It's Been a While - Shifting Focus to AI for Education
Sharing lessons from building and testing AI tools for real classrooms.
Hello again! It’s been a while since my last post came which was probably sometime back in 2024 if I remember correctly.
Why the break? A lot was happening in the AI space, and I wanted to pause and work on a use case that’s been on my mind for a long time: using AI for K-5 education.
I’m a mom. I like being involved in my kid’s studies (not in a helicopter-parent way), but what I care about more is making learning interesting — hoping he enjoys the process and maybe even finds something he loves along the way. Around the same time, AI tools started getting better. Smarter models, stronger multimodal skills, better coding abilities — and it felt like the right moment to start experimenting hands-on. While a lot of companies are building AI tools for education, the focus is usually on high school or college students. Makes sense, since older kids can use the tools directly. But for K-5, it’s different. Kids this young shouldn’t be left using AI tools by themselves. Instead, we should equip parents, teachers, and educators to design better activities and experiences. AI should stay behind the scenes, helping adults create games, maps, and explorations that make learning more engaging and relevant.

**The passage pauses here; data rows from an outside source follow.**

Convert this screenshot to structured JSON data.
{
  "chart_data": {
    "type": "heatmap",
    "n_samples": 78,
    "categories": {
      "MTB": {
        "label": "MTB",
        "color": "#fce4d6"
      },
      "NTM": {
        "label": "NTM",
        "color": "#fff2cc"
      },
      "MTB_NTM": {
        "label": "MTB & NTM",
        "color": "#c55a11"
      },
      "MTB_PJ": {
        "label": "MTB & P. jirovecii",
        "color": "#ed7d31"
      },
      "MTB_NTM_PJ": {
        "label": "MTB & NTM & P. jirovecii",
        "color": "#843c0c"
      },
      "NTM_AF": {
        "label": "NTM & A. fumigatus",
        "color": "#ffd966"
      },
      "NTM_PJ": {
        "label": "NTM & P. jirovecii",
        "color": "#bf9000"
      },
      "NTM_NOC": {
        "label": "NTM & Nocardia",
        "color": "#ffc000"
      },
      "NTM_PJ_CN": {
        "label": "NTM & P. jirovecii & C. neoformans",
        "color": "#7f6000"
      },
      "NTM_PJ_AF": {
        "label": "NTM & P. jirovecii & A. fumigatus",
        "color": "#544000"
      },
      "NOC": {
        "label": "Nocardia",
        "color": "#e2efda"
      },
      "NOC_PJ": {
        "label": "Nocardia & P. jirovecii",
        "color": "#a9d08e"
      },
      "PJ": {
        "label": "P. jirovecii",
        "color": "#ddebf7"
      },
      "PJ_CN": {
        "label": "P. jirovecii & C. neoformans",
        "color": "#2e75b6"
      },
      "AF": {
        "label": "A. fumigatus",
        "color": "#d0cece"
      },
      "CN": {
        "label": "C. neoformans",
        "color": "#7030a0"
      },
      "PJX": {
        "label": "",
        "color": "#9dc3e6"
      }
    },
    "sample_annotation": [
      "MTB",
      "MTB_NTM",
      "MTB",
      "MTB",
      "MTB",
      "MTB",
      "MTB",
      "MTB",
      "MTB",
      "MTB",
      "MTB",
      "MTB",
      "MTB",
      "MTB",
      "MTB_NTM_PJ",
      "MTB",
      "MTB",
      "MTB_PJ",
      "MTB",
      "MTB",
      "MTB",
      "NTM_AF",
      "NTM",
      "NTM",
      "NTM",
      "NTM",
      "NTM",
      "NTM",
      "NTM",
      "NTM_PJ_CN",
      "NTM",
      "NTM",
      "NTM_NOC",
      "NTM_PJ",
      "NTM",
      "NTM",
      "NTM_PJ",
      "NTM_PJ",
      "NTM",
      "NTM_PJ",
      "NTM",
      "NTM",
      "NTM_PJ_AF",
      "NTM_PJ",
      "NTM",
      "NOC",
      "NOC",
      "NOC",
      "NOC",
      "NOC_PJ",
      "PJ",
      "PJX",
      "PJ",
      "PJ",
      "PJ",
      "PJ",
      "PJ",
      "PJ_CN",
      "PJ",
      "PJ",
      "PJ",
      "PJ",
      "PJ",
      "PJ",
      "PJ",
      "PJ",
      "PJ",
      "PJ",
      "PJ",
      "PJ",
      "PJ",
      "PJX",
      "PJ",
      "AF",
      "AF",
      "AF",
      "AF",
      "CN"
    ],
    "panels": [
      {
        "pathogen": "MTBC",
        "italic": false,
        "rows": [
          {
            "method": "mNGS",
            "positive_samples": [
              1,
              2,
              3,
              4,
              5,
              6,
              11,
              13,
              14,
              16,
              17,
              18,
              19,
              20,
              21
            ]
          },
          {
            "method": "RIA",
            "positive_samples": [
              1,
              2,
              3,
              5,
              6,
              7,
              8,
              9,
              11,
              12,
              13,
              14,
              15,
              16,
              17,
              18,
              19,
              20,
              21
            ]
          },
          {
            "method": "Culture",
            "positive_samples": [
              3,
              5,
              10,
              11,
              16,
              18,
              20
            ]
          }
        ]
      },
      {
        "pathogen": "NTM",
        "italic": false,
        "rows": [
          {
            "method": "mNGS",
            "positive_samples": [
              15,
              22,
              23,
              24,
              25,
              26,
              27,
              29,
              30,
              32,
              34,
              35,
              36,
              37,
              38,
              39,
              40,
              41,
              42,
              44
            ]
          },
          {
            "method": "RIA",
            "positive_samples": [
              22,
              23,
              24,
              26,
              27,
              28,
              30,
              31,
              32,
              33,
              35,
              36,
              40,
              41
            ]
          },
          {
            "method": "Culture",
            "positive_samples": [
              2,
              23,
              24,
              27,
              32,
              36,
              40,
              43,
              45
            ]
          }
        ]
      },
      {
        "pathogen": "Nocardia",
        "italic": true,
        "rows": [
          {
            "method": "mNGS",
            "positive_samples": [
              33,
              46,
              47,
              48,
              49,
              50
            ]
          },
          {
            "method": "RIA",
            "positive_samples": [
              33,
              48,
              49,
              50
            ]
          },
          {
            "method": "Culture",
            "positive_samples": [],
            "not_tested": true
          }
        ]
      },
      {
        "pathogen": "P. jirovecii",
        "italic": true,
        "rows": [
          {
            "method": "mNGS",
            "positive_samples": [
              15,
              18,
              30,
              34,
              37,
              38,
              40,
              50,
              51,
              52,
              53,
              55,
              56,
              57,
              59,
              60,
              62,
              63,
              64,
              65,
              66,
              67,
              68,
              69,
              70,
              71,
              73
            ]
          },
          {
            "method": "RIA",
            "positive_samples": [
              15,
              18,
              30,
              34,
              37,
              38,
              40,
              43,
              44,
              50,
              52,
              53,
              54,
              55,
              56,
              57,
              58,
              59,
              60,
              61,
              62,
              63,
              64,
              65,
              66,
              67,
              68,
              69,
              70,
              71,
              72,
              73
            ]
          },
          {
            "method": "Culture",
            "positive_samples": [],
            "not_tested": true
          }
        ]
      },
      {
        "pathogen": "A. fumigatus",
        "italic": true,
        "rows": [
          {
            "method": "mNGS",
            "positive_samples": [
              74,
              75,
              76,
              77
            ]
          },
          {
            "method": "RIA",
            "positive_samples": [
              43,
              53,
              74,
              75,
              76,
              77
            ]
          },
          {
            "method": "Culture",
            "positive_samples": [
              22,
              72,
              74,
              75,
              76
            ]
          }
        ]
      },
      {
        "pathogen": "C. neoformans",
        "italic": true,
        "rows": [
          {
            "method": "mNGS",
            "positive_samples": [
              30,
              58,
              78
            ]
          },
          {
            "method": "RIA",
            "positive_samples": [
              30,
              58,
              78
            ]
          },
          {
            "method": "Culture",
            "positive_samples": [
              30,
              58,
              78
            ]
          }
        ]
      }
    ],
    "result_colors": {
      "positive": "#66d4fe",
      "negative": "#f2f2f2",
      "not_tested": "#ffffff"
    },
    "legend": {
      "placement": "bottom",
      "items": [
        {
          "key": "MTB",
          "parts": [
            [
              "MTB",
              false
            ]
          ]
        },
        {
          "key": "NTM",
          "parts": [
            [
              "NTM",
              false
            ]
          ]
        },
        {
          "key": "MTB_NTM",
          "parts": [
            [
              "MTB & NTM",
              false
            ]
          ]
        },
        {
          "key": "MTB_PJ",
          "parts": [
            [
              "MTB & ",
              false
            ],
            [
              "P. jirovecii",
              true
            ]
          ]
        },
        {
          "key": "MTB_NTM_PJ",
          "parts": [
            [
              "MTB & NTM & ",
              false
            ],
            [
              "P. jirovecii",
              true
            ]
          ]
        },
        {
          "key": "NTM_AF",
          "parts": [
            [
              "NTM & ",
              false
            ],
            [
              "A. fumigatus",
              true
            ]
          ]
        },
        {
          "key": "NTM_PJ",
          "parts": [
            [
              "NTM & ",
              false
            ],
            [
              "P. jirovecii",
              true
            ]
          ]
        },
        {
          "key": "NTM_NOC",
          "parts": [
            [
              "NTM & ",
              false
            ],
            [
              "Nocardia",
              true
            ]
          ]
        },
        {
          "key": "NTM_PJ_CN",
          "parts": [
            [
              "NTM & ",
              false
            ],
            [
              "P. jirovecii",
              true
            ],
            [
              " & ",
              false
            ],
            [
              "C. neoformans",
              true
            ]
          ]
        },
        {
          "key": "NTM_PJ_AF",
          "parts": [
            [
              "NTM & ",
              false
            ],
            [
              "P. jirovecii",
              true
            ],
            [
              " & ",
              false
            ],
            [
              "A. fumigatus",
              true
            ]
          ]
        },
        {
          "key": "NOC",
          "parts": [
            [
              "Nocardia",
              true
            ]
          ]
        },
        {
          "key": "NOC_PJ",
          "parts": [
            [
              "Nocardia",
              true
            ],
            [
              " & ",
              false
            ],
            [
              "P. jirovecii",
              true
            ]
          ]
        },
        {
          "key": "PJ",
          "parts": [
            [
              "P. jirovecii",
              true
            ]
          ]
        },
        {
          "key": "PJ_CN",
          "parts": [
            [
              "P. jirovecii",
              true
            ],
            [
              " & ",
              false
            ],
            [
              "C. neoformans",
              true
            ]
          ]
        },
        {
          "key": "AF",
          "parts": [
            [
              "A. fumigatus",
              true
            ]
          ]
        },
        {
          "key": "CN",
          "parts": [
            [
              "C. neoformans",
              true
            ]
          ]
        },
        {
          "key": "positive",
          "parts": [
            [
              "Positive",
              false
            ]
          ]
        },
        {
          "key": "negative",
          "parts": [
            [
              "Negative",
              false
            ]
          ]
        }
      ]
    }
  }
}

From my own experience, finding genuinely good learning material has always been hard. It’s either too simple, too complicated, or full of distractions. So naturally, the question became: could AI finally help create adaptive, ad-free, genuinely useful learning experiences?
That’s what I’ve been testing — using AI to create simple games, activities, and learning aids for young kids, always with a parent or educator in the loop. If you were to scroll through my X posts, you’d see a few of these small experiments already, for instance:
I’m still experimenting and learning. Tools built for teachers and educators should be easy to use but powerful enough to actually help them do their jobs better. Going forward, expect posts from me with quick notes from these experiments — what worked, what didn’t, and what we can do to make these tools better.